Outra observação pertinente e de que em uma obrigação temos duas partes: credor e devedor. Os alimentos no direito de família têm como regra a transmissibilidade da obrigação alimentícia em relação ao devedor dos alimentos, pois, em relação ao credor a obrigação é intransmissível, devido os alimentos ter caráter pessoalíssimo, assim, ensina Pereira (2003, p. 6-7):

O direito aos alimentos é intransmissível pelo credor a terceiros ou seus sucessores, após a morte do alimentando.

É evidente, contudo, que o que desaparece com a morte do alimentando é o próprio direito à continuidade à prestação dos alimentos, subsistindo, todavia, para seus herdeiros o indiscutível direito de reclamar, do alimentante, o que deixou de pagar, em vida, ao credor da pensão, o que se entende perfeitamente porque, com observa, com absoluta correção, pontes de Miranda, tais alimentos constituem "direito definitivamente adquirido pelo alimentário: já fazia parte de seu patrimônio; e como tal é perfeitamente transmissível".

Destarte, tem-se que, embora, não possam os herdeiros do alimentando, como sucessores deste, exigir do alimentante a continuidade do cumprimento da obrigação alimentar, o que se explica pelo fato de se estar diante de um direito personalíssimo, como tal intransmissível, é certo que podem aqueles demandar o alimentante para o pagamento das prestações atrasadas, à época própria não satisfeitas, das quais era, em veda, credor o alimentando.

Nesse caso, e è Carvalho Santos quem observa, citando o pensamento de Clóvis Bevilacqua: "estes atrasados não constituem mais pensão alimentar, assumem o caráter de uma dívida comum que deixou de ser paga".

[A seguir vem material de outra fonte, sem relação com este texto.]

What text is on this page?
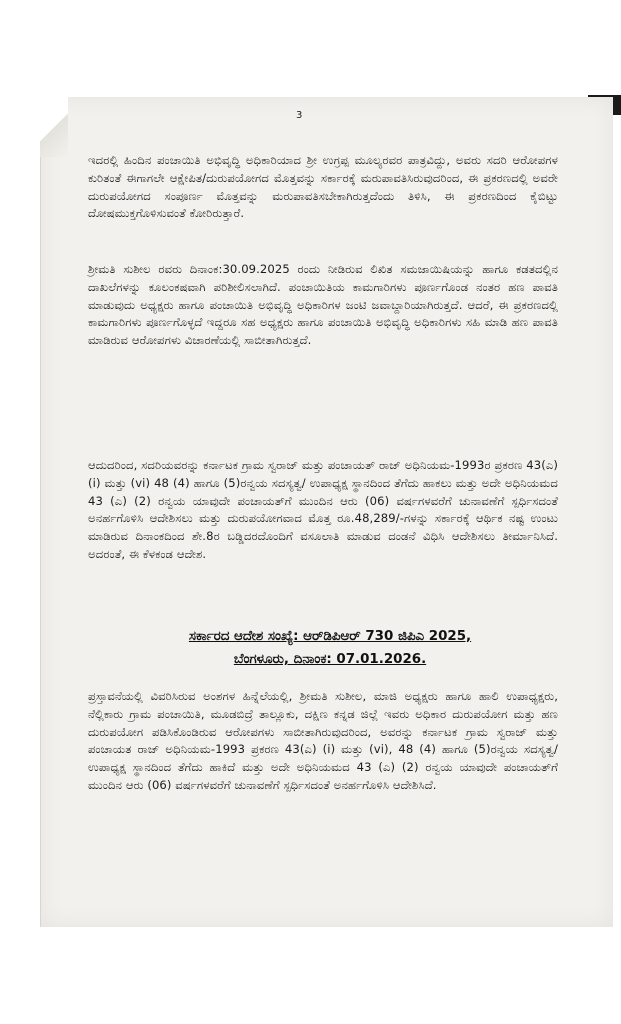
3
ಇದರಲ್ಲಿ ಹಿಂದಿನ ಪಂಚಾಯಿತಿ ಅಭಿವೃದ್ಧಿ ಅಧಿಕಾರಿಯಾದ ಶ್ರೀ ಉಗ್ರಪ್ಪ ಮೂಲ್ಯರವರ ಪಾತ್ರವಿದ್ದು, ಅವರು ಸದರಿ ಆರೋಪಗಳ ಕುರಿತಂತೆ ಈಗಾಗಲೇ ಆಕ್ಷೇಪಿತ/ದುರುಪಯೋಗದ ಮೊತ್ತವನ್ನು ಸರ್ಕಾರಕ್ಕೆ ಮರುಪಾವತಿಸಿರುವುದರಿಂದ, ಈ ಪ್ರಕರಣದಲ್ಲಿ ಅವರೇ ದುರುಪಯೋಗದ ಸಂಪೂರ್ಣ ಮೊತ್ತವನ್ನು ಮರುಪಾವತಿಸಬೇಕಾಗಿರುತ್ತದೆಂದು ತಿಳಿಸಿ, ಈ ಪ್ರಕರಣದಿಂದ ಕೈಬಿಟ್ಟು ದೋಷಮುಕ್ತಗೊಳಿಸುವಂತೆ ಕೋರಿರುತ್ತಾರೆ.
ಶ್ರೀಮತಿ ಸುಶೀಲ ರವರು ದಿನಾಂಕ:30.09.2025 ರಂದು ನೀಡಿರುವ ಲಿಖಿತ ಸಮಜಾಯಿಷಿಯನ್ನು ಹಾಗೂ ಕಡತದಲ್ಲಿನ ದಾಖಲೆಗಳನ್ನು ಕೂಲಂಕಷವಾಗಿ ಪರಿಶೀಲಿಸಲಾಗಿದೆ. ಪಂಚಾಯಿತಿಯ ಕಾಮಗಾರಿಗಳು ಪೂರ್ಣಗೊಂಡ ನಂತರ ಹಣ ಪಾವತಿ ಮಾಡುವುದು ಅಧ್ಯಕ್ಷರು ಹಾಗೂ ಪಂಚಾಯಿತಿ ಅಭಿವೃದ್ಧಿ ಅಧಿಕಾರಿಗಳ ಜಂಟಿ ಜವಾಬ್ದಾರಿಯಾಗಿರುತ್ತದೆ. ಆದರೆ, ಈ ಪ್ರಕರಣದಲ್ಲಿ ಕಾಮಗಾರಿಗಳು ಪೂರ್ಣಗೊಳ್ಳದೆ ಇದ್ದರೂ ಸಹ ಅಧ್ಯಕ್ಷರು ಹಾಗೂ ಪಂಚಾಯಿತಿ ಅಭಿವೃದ್ಧಿ ಅಧಿಕಾರಿಗಳು ಸಹಿ ಮಾಡಿ ಹಣ ಪಾವತಿ ಮಾಡಿರುವ ಆರೋಪಗಳು ವಿಚಾರಣೆಯಲ್ಲಿ ಸಾಬೀತಾಗಿರುತ್ತದೆ.
ಆದುದರಿಂದ, ಸದರಿಯವರನ್ನು ಕರ್ನಾಟಕ ಗ್ರಾಮ ಸ್ವರಾಜ್ ಮತ್ತು ಪಂಚಾಯತ್ ರಾಜ್ ಅಧಿನಿಯಮ-1993ರ ಪ್ರಕರಣ 43(ಎ) (i) ಮತ್ತು (vi) 48 (4) ಹಾಗೂ (5)ರನ್ವಯ ಸದಸ್ಯತ್ವ/ ಉಪಾಧ್ಯಕ್ಷ ಸ್ಥಾನದಿಂದ ತೆಗೆದು ಹಾಕಲು ಮತ್ತು ಅದೇ ಅಧಿನಿಯಮದ 43 (ಎ) (2) ರನ್ವಯ ಯಾವುದೇ ಪಂಚಾಯತ್‌ಗೆ ಮುಂದಿನ ಆರು (06) ವರ್ಷಗಳವರೆಗೆ ಚುನಾವಣೆಗೆ ಸ್ಪರ್ಧಿಸದಂತೆ ಅನರ್ಹಗೊಳಿಸಿ ಆದೇಶಿಸಲು ಮತ್ತು ದುರುಪಯೋಗವಾದ ಮೊತ್ತ ರೂ.48,289/-ಗಳನ್ನು ಸರ್ಕಾರಕ್ಕೆ ಆರ್ಥಿಕ ನಷ್ಟ ಉಂಟು ಮಾಡಿರುವ ದಿನಾಂಕದಿಂದ ಶೇ.8ರ ಬಡ್ಡಿದರದೊಂದಿಗೆ ವಸೂಲಾತಿ ಮಾಡುವ ದಂಡನೆ ವಿಧಿಸಿ ಆದೇಶಿಸಲು ತೀರ್ಮಾನಿಸಿದೆ. ಅದರಂತೆ, ಈ ಕೆಳಕಂಡ ಆದೇಶ.
ಸರ್ಕಾರದ ಆದೇಶ ಸಂಖ್ಯೆ: ಆರ್‌ಡಿಪಿಆರ್ 730 ಜಿಪಿಎ 2025,
ಬೆಂಗಳೂರು, ದಿನಾಂಕ: 07.01.2026.
ಪ್ರಸ್ತಾವನೆಯಲ್ಲಿ ವಿವರಿಸಿರುವ ಅಂಶಗಳ ಹಿನ್ನೆಲೆಯಲ್ಲಿ, ಶ್ರೀಮತಿ ಸುಶೀಲ, ಮಾಜಿ ಅಧ್ಯಕ್ಷರು ಹಾಗೂ ಹಾಲಿ ಉಪಾಧ್ಯಕ್ಷರು, ನೆಲ್ಲಿಕಾರು ಗ್ರಾಮ ಪಂಚಾಯಿತಿ, ಮೂಡಬಿದ್ರೆ ತಾಲ್ಲೂಕು, ದಕ್ಷಿಣ ಕನ್ನಡ ಜಿಲ್ಲೆ ಇವರು ಅಧಿಕಾರ ದುರುಪಯೋಗ ಮತ್ತು ಹಣ ದುರುಪಯೋಗ ಪಡಿಸಿಕೊಂಡಿರುವ ಆರೋಪಗಳು ಸಾಬೀತಾಗಿರುವುದರಿಂದ, ಅವರನ್ನು ಕರ್ನಾಟಕ ಗ್ರಾಮ ಸ್ವರಾಜ್ ಮತ್ತು ಪಂಚಾಯತ ರಾಜ್ ಅಧಿನಿಯಮ-1993 ಪ್ರಕರಣ 43(ಎ) (i) ಮತ್ತು (vi), 48 (4) ಹಾಗೂ (5)ರನ್ವಯ ಸದಸ್ಯತ್ವ/ ಉಪಾಧ್ಯಕ್ಷ ಸ್ಥಾನದಿಂದ ತೆಗೆದು ಹಾಕಿದೆ ಮತ್ತು ಅದೇ ಅಧಿನಿಯಮದ 43 (ಎ) (2) ರನ್ವಯ ಯಾವುದೇ ಪಂಚಾಯತ್‌ಗೆ ಮುಂದಿನ ಆರು (06) ವರ್ಷಗಳವರೆಗೆ ಚುನಾವಣೆಗೆ ಸ್ಪರ್ಧಿಸದಂತೆ ಅನರ್ಹಗೊಳಿಸಿ ಆದೇಶಿಸಿದೆ.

Por outro lado, em relação à transmissibilidade passiva, ou seja, em relação ao devedor de alimentos, Pereira (2003, p.13) enfatiza que:

Na nossa visão, porém, a norma do art. 1.700, do novo estatuto civil, a despeito dos termos aparentemente peremptórios de sua redação, há de ser interpretada cum grano salis, de modo a permitir que se entenda que, na verdade, o encargo que será possível transmitir aos herdeiros do alimentante, é o débito que tenha sido por ele deixado sem quitação, antes de seu falecimento, não propriamente o encargo alimentar que como obrigação personalíssima deve ser visto, portanto, como intransmissível.

Em suma, destacamos que em relação ao credor temos a intransmissibilidade dos alimentos, e, em relação ao devedor temos a transmissibilidade. Contudo os ensinamentos de Pereira (2003) são no sentido de que, a obrigação é intransferível por ser direito personalíssimo, o que se transmite não é a obrigação de prestar alimentos, e sim os débitos existentes.

Outro ponto que merece destaque é que, a transmissão da obrigação alimentar somente se concebe quando a mesma já estiver sido estabelecida, como ensina Dias (2005, p.453-454):

Admite a lei a transmissão da "obrigação" alimentar, isto é, quando o encargo já havia sido imposto judicialmente por ocasião da morte do alimentante. Não cabe confundir obrigação com dever alimentar, quando o direito ainda não foi exigido. A lição de Pontes de Miranda é sempre presente, ao se estabelecer a distinção entre direito-dever; pretensão-obrigação; ação-execução.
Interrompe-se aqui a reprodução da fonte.